Troglitazone prevents and reverses dexamethasone induced insulin resistance on glycogen synthesis in 3T3 adipocytes.

Abstract

Troglitazone lowers blood glucose levels in Type II diabetic patients. To evaluate the insulin sensitizing action of troglitazone on glycogen synthesis we have used dexamethasone-treated 3T3 adipocytes as an in vitro model. Differentiated 3T3 adipocytes were incubated with 100 nM dexamethasone for 6 days. Troglitazone (1.0 microM) or metformin (1.0 mM) with or without 200 nM insulin was added during the last 4 days. At the end, insulin (100 nM) stimulated glycogen synthesis was determined using (14)C-glucose. Dexamethasone caused a 50% reduction in glycogen synthesis. Troglitazone caused an approximately 3 fold increase in glycogen synthesis from 43.9+/-3.4 to 120+/-16.2 nmols h(-1).
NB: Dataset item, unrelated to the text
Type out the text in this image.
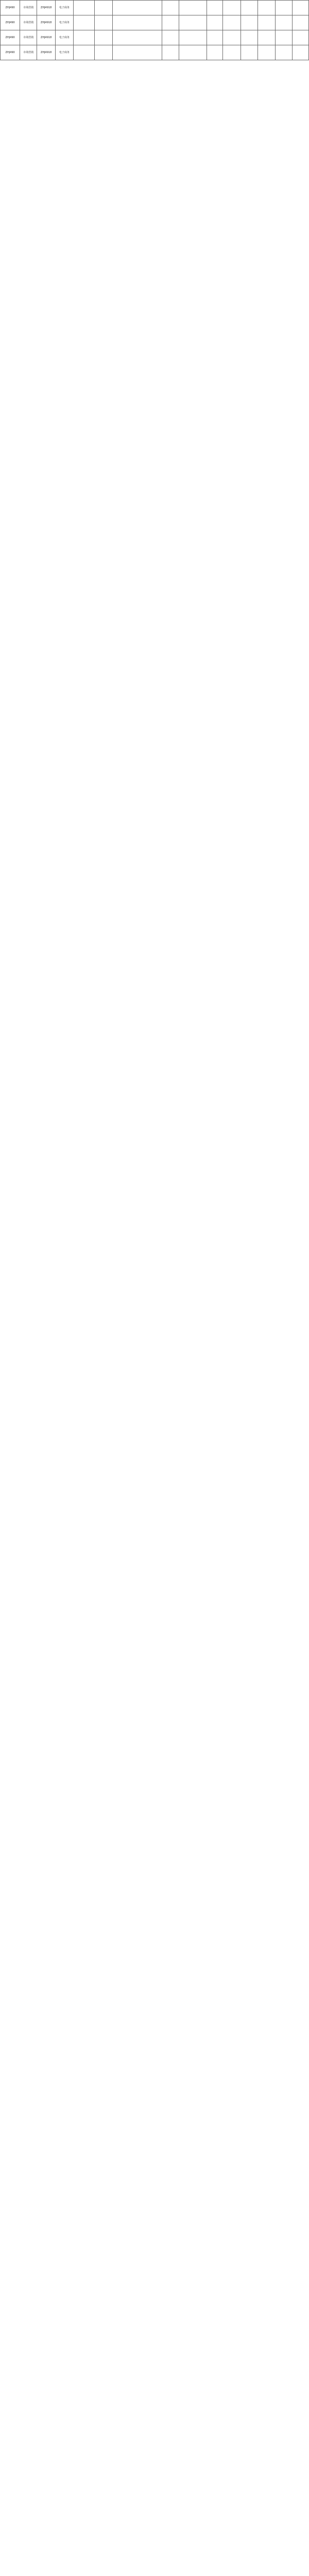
ZHJ490	市场营销	ZHJ4918	电子商务											
ZHJ490	市场营销	ZHJ4918	电子商务											
ZHJ490	市场营销	ZHJ4918	电子商务											
ZHJ490	市场营销	ZHJ4918	电子商务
Under identical conditions metformin had no significant effect. When cells were incubated with troglitazone and dexamethasone simultaneously for 6 days, troglitazone but not metformin completely prevented dexamethasone-induced insulin resistance. RU 486 (1.0 microM) also completely prevented the insulin resistance. Chronic incubation with dexamethasone and insulin resulted in a 73% reduction in glycogen synthesis. In these adipocytes, troglitazone was partially active with glycogen synthesis rising from 23.1+/-3.0 to 44.4+/-4.5 nmol h(-1), P<0.01 while metformin was inactive. Troglitazone stimulated 2-deoxyglucose uptake by 2 - 3 fold in dexamethasone-treated adipocytes. Metformin also increased glucose uptake significantly. Troglitazone did not affect insulin binding while a 2 fold increase was observed in normal adipocytes where it exhibited a modest effect. Since the effect of troglitazone was greater in dexamethasone-treated adipocytes, troglitazone is likely to act by preventing dexamethasone-induced alterations which may include (i) binding to glucocorticoid receptor and (ii) effect on glucose uptake. These data demonstrate the direct insulin sensitizing action of troglitazone on glycogen synthesis and suggest a pharmacological profile different from metformin.